If you answer Often or Very Often (on a ranking scale of Never, Rarely, Sometimes, Often or Very Often) to four or more of the following questions, it may be beneficial to consult with a health professional to see if you have ADHD.

In the last six months….

1 How often do you have trouble wrapping up the final details of a project once the challenging parts have been done? (never/rarely/sometimes/often/very often)

2 How often do you have difficulty getting things in order when you have to do a task that requires organization?

3 How often do you have problems remembering appointments or obligations?

4 When you have a task that requires a lot of thought, how often do you avoid or delay getting started?

5 How often do you fidget or squirm with your hands or feet when you have to sit for a long time?

6 How often do you feel overly active and compelled to do things, like you were driven by a motor?

Source: World Health Organization

Whether or not you have ADHD—and chances are, you probably don’t—the purpose of this book is to inform, inspire and organize your brain.
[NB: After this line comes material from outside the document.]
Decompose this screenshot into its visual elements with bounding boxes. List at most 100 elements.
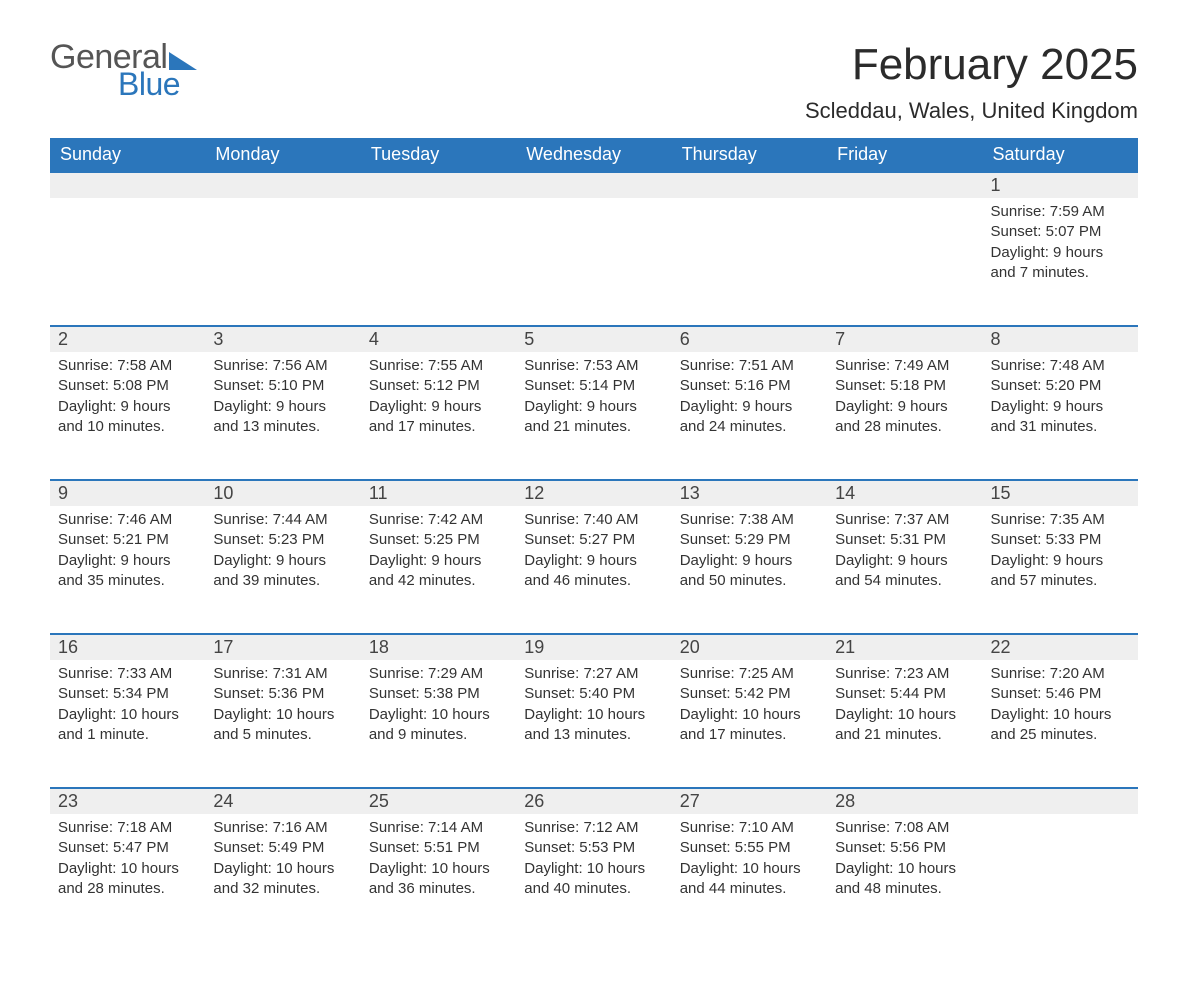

Whether forgetfulness is a “symptom” of a disorder for a person like Jill or an “issue” for someone else who doesn’t have the same degree of severity, this book will approach it in a straightforward way—and with equally straightforward and effective solutions.

What was first labeled the “Distraction Epidemic” by Slate magazine in 2005 has now reached epic proportions, right up there with the obesity epidemic and is of no less import than that or other public health crises that have befallen modern society. In a 2009 New York magazine story on the attention crisis, David Meyer of the University of Michigan described it as nothing less than “a cognitive plague that has the potential to wipe out an entire generation of focused and productive thought” and has drawn comparisons to the insidious damage of nicotine addiction.

“People aren’t aware of what’s happening to their mental processes,” says Meyer, “in the same way that people years ago couldn’t look into their lungs and see the residual deposits.” The difference here is that unlike the “mad men” of the 1950s and 1960s who went around merrily sucking up packs of unfiltered Camels, seemingly oblivious to the harmful effects, most of us today know that we are having problems staying focused, paying attention and maintaining some sense of order in our lives.